One event organizer said, “we regret that we could not supply more chairs and food for this event, because we thought only 500-600 people would show up. We have to apologize to them for creating difficulties.”

A senior monk encouraged the participants to build and strengthen their solidarity in order to fight for their and their communities’ rights. He also referred to how people in the area will be affected by the planned coal-fired power plant which will be built by Mawlamyine Cement Limited (MCL). Hence, he urged them to fight for rights.

A human rights discussion panel was organized for the important occasion and the Deputy Speaker of Mon State Parliament Dr.
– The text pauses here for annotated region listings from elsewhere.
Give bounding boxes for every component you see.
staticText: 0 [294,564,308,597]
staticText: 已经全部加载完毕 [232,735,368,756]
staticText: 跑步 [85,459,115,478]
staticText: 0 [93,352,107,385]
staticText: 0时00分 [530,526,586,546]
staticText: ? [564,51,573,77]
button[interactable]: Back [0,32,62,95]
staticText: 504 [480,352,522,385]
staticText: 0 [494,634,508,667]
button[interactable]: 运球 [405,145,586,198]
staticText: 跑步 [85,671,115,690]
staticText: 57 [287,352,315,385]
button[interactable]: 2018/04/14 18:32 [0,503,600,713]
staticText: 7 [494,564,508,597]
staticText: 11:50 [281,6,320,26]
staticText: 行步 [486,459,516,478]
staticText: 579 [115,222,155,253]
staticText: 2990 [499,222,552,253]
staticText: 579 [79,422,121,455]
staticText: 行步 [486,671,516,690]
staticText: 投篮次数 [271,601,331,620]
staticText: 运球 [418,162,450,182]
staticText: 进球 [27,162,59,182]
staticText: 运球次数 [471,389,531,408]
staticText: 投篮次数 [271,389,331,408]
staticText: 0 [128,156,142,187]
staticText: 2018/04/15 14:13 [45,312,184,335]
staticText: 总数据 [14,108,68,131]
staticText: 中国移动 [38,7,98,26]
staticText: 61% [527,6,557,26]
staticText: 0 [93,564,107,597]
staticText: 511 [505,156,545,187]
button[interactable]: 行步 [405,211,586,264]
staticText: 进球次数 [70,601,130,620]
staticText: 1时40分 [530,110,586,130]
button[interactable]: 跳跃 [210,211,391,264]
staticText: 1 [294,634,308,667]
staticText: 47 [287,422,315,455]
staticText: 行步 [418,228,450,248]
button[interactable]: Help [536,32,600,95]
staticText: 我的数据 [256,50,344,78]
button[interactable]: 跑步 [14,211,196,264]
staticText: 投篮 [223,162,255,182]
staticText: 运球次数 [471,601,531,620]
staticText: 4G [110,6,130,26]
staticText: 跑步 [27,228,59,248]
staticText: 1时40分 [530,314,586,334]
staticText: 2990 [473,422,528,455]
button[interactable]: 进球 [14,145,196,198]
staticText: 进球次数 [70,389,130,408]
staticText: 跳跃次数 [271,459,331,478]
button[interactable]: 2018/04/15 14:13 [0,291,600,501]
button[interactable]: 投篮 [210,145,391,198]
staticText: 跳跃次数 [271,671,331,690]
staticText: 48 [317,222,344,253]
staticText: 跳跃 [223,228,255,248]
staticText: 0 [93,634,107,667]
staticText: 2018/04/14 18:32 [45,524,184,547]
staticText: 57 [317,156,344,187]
Aung Naing Oo led the panel. He pointed out the restrictive laws which limit human rights and the need for them to be changed and implemented effectively. A local politician, Nai Ye Zaw, also pointed out the human rights violations which are systematically committed by companies in the area and the need for people to be united in their fight against such problems.

The Director of HURFOM also raised the issue of ‘transitional justice’ and asked the National League for Democracy (NLD) government to respect human rights and lay the ground work for implementing transitional justice. He said, “without addressing the human rights problems in the past, there will be no improvement in the future.”

Mi Jalon Htaw, a female village administrator in the area, spoke about domestic violence in Mon communities and how all people, including men, need to protect women from violence in their communities. She also raised the issue of sexual abuse involving children in Mon State. She noted that she knows of roughly 26 cases in 2016 involving underage sexual abuse and that the Mon State government has paid little attention. Accorder to her, women’s groups and CSOs are cooperating to bring these cases to attention in Mon State Parliament and to change the law to increase the punishment for perpetrators of sexual abuse committed against minors.

The International Human Rights Day event also included games, a human rights photo competition, and other entertainment.

The communities joined together for International Human Rights Day in order to learn more about their community, environmental, and resource ownership rights. MCL, a joint Thai-Myanmar venture, has been implicated in the destruction of local natural resources, including mountains and rivers, and now the company is planning to build a 40-megawatt coal-fired power plant to supply electricity to their cement factory. This new project has raised concerns amongst local residents regarding environmental destruction and health issues that may subsequently occur.